How the Climate Alarmist Opposition Had a Clear Route to Victory—for All of 4 Days Last WeekAlan Carlin | February 16, 2016
This past week has probably been the most consequential one in the long history of the climate change issue. On Tuesday, February 9, the US Supreme Court granted a stay by a 5-4 decision on the EPA power plant greenhouse gas regulations while the legal issues are decided on their merits. This augured well for an unfavorable legal decision on the regulations by the Court when they ultimately considered it and prevented the Obama Administration from imposing its regulations in the meantime. Since they had already tried and failed to pass a legislative approach to reducing CO2 emissions in 2009-2010, an unfavorable decision would leave them with no real options for imposing their climate alarmist policies.
The Obama Administration immediately went into damage control mode, and suddenly claimed that the regulations were not of great importance after all after months of saying that they were. They now claimed that the recently renewed US subsidies for “renewable” electricity would have more impacts on US CO2 emission reductions.
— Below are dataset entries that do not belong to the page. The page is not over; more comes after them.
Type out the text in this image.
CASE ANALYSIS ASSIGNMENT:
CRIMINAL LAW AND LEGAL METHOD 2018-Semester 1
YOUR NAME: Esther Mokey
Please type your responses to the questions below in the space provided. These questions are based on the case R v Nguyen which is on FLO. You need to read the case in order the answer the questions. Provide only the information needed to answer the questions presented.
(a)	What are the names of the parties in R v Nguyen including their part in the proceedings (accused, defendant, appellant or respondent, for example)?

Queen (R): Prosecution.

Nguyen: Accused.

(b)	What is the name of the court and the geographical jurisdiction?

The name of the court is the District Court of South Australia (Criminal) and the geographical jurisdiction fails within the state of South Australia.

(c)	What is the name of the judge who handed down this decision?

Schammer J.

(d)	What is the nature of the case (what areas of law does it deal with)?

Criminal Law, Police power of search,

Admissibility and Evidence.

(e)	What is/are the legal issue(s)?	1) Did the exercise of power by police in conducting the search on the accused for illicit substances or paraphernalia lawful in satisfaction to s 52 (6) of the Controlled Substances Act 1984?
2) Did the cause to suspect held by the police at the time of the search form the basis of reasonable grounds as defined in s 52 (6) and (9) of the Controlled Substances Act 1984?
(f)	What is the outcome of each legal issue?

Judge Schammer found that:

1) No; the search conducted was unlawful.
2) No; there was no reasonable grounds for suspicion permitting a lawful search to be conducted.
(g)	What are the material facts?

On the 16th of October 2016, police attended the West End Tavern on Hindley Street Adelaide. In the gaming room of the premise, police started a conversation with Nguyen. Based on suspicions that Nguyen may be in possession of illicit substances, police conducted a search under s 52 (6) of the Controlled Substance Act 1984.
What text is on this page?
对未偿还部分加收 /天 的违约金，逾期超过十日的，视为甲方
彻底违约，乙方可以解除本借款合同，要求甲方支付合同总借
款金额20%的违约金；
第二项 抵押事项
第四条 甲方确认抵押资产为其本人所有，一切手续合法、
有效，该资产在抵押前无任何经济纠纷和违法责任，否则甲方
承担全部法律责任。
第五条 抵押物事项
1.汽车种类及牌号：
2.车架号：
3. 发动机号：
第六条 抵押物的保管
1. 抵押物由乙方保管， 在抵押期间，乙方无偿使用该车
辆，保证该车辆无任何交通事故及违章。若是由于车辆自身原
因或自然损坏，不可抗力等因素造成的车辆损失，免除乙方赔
Then on Friday night, February 12, the author of one of the five Supreme Court votes died. This means that the fate of the EPA regulations may well hinge on the much more liberal DC Circuit Court of Appeals until the Supreme Court vacancy is filled. And after it is filled, they will probably depend on who may be confirmed to fill that Supreme Court seat. So an unfavorable Supreme Court ruling on the legal merits of the regulations suddenly became much less likely.
It is easy to play what if games, but it is fairly clear that if the Supreme Court had tried to make the same decision four days later, they would not have had the votes to issue a stay. And if EPA had dragged its feet just four days longer than it did in publishing the regulations in the Federal Register, that is probably just what would have happened.
So climate skeptics had won what appeared likely to be a significant victory, but with only four days to spare. And what happens from here probably now depends on decisions made by the US Senate on filling the vacancy and by the voting public on who will be the next President.
The Obama/EPA Legal Case Is Very Weak
When I read EPA’s draft power plant regulations in mid-2014 I soon concluded that they were on very thin ice legally. I suspected that this was due to the simple fact that the Clean Air Act was never intended to regulate emissions of natural constituents of the air that rapidly disburse in the atmosphere as a whole such as carbon dioxide. So the very weak case was the best that the authors could make. But EPA and the Obama Administration decided to proceed as if they actually had a legal case.
Although I am not a lawyer, it was hard to miss that the regulations attempted to do exactly what the Clean Air Act said they could not do in terms of using Section 111(d) of the Act to reduce CO2 emissions from power plants. EPA’s explanation was based on an alleged drafting error and was less than convincing. And a leading liberal constitutional scholar strongly questioned the basis for the regulations on a broader constitutional basis. So I have been strongly of the view that the regulations are legally invalid. But the issue is not what I think, but what the Supreme Court (and now maybe the DC Circuit) thinks. And on February 9th that became fairly clear—at least until February 12.
What happens next probably depends primarily on the outcome of the November Presidential election, assuming that the Senate refuses to confirm an Obama-selected appointee to the Court in the meantime. I find it alarming that we came so close to forcing states and utilities to waste trillions of dollars on a useless boondoggle benefiting a very few at great expense to the population as a whole before the merits of the strong skeptic legal case could even be heard. The scientific and logical case against the boondoggle is quite convincing in my view, but it appears likely that the legal decision hinges on who is approved for the now vacant Supreme Court seat. I wish the decision depended on the scientific and logical issues and an objective analysis of the law and the Constitution, but this now appears unlikely. It is now tied up with many of the other contentious issues between the two major political parties which center on cases before or soon to be before the Supreme Court.